Mutter mit ihren Kindern in dunkler äthiopischer Küche bei offenem Feuer
Früher kochte Taytu auf offenem Feuer in der kleinen Hütte, wo die Familie auch schlief.
Frau in Äthiopien lacht neben ihrem neuen holzsparenden Ofen
Heute hat sie einen geschlossenen, holzsparenden Ofen, der in einem kleinen Anbau steht.

Das Blatt wendet sich

Die Situation wirkte aussichtslos, doch das Blatt begann sich im Herbst 2020 zu wenden: Lechisa erfuhr von einem Entwicklungsberater von Menschen für Menschen von den verschiedenen Maßnahmen, die in der Region durchgeführt werden. Seine Frau und er ergriffen die Chance und besuchten Kurse zum Gemüseanbau, lernten in Trainings, welche Schritte sie für ein gesünderes Leben in ihrem Heim setzen können und erhielten zudem eine Schar Hühner inklusive Aufzuchtkurs.
Nur ein Jahr später wachsen auf Lechisas Hof nun rote Rüben, die den Kindern wichtige Vitamine liefern. Auch eine für Äthiopien sehr typische Pflanze hat in den Speiseplan Einzug gehalten: Ensete, auch falsche Banane genannt. Die Stauden sind allgegenwärtig und gehören zum Landschaftsbild wie die Lehmhütten und Schotterwege. Die Kunst, daraus ein schmackhaftes Mahl zu bereiten, wird jedoch nur von wenigen in der Region betrieben. Dabei hat Ensete durchaus das Potential, entscheidend zu Ernährungssicherheit beizutragen. Und das nicht nur in Äthiopien, wie eine kürzlich veröffentlichte Studie zeigt.

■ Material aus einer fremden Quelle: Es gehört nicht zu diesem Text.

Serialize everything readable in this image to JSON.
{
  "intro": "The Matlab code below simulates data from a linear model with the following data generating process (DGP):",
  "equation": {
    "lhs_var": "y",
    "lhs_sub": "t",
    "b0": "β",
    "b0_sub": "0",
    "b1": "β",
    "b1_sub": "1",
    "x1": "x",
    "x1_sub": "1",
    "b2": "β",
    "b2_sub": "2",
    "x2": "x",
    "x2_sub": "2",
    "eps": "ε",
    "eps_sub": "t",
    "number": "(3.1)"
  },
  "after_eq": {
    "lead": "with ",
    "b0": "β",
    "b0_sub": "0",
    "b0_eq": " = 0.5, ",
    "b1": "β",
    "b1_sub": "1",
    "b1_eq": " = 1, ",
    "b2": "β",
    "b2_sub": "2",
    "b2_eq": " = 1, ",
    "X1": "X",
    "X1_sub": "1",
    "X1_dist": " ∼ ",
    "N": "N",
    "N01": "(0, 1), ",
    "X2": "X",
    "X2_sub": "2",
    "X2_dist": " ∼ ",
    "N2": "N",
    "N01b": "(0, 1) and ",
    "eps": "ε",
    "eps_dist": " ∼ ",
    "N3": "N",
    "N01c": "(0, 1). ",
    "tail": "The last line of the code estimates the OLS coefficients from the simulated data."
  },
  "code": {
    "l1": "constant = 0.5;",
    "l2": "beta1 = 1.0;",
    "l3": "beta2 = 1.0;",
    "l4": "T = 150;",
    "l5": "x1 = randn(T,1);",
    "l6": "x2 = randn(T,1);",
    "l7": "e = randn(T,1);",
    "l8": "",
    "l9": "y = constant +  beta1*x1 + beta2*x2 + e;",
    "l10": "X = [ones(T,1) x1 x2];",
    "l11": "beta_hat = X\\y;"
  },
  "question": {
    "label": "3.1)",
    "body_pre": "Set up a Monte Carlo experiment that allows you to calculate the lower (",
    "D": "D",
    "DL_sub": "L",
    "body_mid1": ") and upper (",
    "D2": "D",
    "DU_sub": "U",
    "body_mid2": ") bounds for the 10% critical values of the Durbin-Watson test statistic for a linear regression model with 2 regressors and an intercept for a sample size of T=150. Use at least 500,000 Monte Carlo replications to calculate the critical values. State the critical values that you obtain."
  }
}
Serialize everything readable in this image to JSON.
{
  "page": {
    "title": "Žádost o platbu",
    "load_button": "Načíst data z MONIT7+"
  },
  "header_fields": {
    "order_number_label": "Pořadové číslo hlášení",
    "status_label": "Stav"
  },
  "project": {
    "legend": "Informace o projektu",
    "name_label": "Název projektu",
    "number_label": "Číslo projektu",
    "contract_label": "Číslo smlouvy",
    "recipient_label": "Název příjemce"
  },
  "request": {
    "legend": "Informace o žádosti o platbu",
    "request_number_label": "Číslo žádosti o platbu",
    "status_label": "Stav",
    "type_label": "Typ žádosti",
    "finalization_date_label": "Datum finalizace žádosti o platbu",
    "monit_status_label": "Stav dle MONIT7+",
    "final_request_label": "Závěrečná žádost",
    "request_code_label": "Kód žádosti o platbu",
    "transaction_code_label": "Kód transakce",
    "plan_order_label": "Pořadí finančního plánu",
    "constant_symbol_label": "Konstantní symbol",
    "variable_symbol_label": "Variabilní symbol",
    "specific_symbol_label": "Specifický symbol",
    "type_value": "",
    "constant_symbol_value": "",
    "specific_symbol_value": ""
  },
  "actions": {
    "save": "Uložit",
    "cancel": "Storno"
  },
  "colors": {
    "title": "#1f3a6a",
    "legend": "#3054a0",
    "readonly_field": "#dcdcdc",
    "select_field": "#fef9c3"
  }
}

Falsche Banane – richtige Ernährung

Menschen für Menschen führt seit vielen Jahren Kurse im Anbau und der Nutzung von Ensete durch. Bei der „Ernte“ werden von den Stammblättern Fasern abgeschabt, die anschließend fermentiert und zu Mehl verarbeitet werden. Dieses wird zum Beispiel mit Weizenmehl vermischt zu Injera, einem großen Fladen, der in Äthiopien als Grundnahrungsmittel gilt, wie in Österreich das tägliche Brot. „Wir haben bei uns jetzt 38 Ensete-Stauden gepflanzt. Außerdem nutze ich ein Feldstück meines Nachbarn, um Gemüse anzubauen. Einen Teil davon erhält seine Familie, einen Teil davon verkaufe ich. Damit habe ich im vergangenen Jahr 1.000 Birr verdient“, freut sich Lechisa über die ersten wichtigen Schritte auf dem Weg in ein besseres Leben.
Mann in Äthiopien erntet Ensete
Noch sind Lechisas „falsche Bananen“ klein, aber schon bald wird er daraus Mehl gewinnen können.
Mehr als 100 Millionen Menschen könnte der Einsatz der „falschen Banane“ Ensete Ernährungssicherheit bieten. Zu diesem Schluss kommt eine kürzlich veröffentlichte Studie von Forscher:innen aus Äthiopien bzw. Großbritannien. Sie untersuchten das Potential zur weiteren Verbreitung der Pflanze über die Grenzen Äthiopiens hinaus, wo sie vor allem im Südwesten ein Grundnahrungsmittel darstellt. Im südlichen und östlichen Afrika wären demnach die klimatischen Bedingungen für den Anbau von Ensete geeignet. Insbesondere in den Monaten vor der Erntezeit – wenn die Getreidespeicher leer und viele Menschen auf Nahrungsmittelhilfe angewiesen sind – könnte der Anbau von Ensete ihnen Ernährungssicherheit bieten.
Neben der Ernährung hat sich noch viel Weiteres im Alltag der Familie verändert. Zuallererst sticht dabei das neue Häuschen heraus: Aus dem einst so winzigen Tukul mit Strohdach ist eine anständig gebaute Hütte mit ausreichend Platz entstanden. Der ganze Stolz des Familienvaters ist das neue Blechdach, das sicher vor Regen schützt. Leisten konnte sich Lechisa diese wichtige Veränderung durch das Zusatzeinkommen aus dem Gemüseverkauf.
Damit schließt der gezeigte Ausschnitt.